THE LAMBING FAMILY TREE
 
  • Christopher Michael Lambing
  • Peter Lambing
  • John Troxel Lambing
  • Lewis E. Lambing
  • (Brothers John Henry, Jacob, Joseph, Issac P., Sisters Mary,
  •  Elizabeth, and Catharine)
  •  Albert James Lambing
  •  Fred Neal Lambing
  •  
     
    ACKNOWLEDGEMENTS
    I would like to acknowledge all of the many people who have contributed to the information found in this writing.  My brother James F. Lambing and sister Maxine Hinnen for sharing documents, letters, and pictures; my cousin Eva Hubbard, Ida Gay Evan (a granddaughter of Isaac P. Lambing), Velma Pasek (grandaughter of Joseph Lambing), Ted and Majie Roth (descendants of Elizabeth Lambing Mellor), Kathy Lambing Marcinek, and my mother Gladys Lambing King for sharing information and pictures.  Thes people and many others have contgributed to my collection of information about the Lambing family.  Don White (descendant of Joseph Longstreth) supplied most of the information used about the Longstreth family.  Without these people this collection would not have been possible.


    Fred Neal Lambing and Mary Gladys Leedom;

    Their Ancestors and Their Descendants.

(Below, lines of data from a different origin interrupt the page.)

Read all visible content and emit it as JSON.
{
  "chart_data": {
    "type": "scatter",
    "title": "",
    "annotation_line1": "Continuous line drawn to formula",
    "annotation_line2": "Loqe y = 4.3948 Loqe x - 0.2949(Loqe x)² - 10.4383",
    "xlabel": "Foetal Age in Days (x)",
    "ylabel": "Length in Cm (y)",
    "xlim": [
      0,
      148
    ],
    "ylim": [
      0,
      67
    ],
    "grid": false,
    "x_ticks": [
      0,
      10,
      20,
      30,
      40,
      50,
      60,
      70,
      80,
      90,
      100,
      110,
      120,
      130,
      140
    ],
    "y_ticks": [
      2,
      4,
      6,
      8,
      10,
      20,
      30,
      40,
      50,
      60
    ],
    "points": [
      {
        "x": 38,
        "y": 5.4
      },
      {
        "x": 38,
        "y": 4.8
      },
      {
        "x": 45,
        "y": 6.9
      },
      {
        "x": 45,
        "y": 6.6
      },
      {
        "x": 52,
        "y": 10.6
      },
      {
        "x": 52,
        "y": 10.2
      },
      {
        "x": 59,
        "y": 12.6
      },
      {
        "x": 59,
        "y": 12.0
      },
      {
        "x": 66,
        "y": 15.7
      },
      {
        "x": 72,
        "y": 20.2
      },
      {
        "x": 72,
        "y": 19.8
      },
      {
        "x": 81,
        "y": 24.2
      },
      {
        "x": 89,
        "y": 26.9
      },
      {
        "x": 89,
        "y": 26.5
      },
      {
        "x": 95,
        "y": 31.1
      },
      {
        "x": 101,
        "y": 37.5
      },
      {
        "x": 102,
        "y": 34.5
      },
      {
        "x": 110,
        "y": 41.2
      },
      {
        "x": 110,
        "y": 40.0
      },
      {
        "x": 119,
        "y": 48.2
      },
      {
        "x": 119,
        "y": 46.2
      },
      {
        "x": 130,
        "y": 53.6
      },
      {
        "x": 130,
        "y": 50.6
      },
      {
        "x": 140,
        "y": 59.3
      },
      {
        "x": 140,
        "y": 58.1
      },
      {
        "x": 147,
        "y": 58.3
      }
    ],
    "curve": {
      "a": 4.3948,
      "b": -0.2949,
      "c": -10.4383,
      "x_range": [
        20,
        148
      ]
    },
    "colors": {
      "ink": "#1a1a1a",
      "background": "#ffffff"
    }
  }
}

          The early history of this family is taken from a genealogy written by Andrew Arnold Lambing, a Catholic Priest, in 1896 titled "Michael Anthony and Anne Shields-Lambing; Their Ancestors and Their Descendants", and was published by Fahey & Co., 418 Grant Street, Pittsburg, Pa (1896).  The book was received on inter-library loan from St.Vincent Archabbey Library, Latrobe, Pennsylvania on July 1, 1993.  Andrew Arnold has written and published several sketches of the Lambings.  In the fall of 1893, he determined to visit the spot where the Lambings and Shieldses, the progenitors of the branch of the families first settled and made their permanent homes.  This visit was made to Nockamixon township, Bucks county, Pennsylvania, the first home of the Lambings.
          Christopher Lambing, - or Christopher Michael, as some maintain, although the one name only is given in the baptismal and marriage registers - who was commonly known as "Stofel," was the founder of the family in America.  The name is not uniformly spelled, some having Lambing, others Lamping, Lampeng, Lambin, and even Langbein; but this is not to be wondered at when it is remembered that it was taken from sound rather then from written documents.  To those familiar with the early history of this country, such variations are common.  In the family register on the fly-leaf of the old German bible of Matthew Lambing, it is spelled Lambeng; but a careful study of the matter is sufficient to prove beyond doubt that, the proper spelling of the name is that given in this sketch; and persons who spell the name in the same manner, and not otherwise, are still found in that part of Alsace from which the family originally came.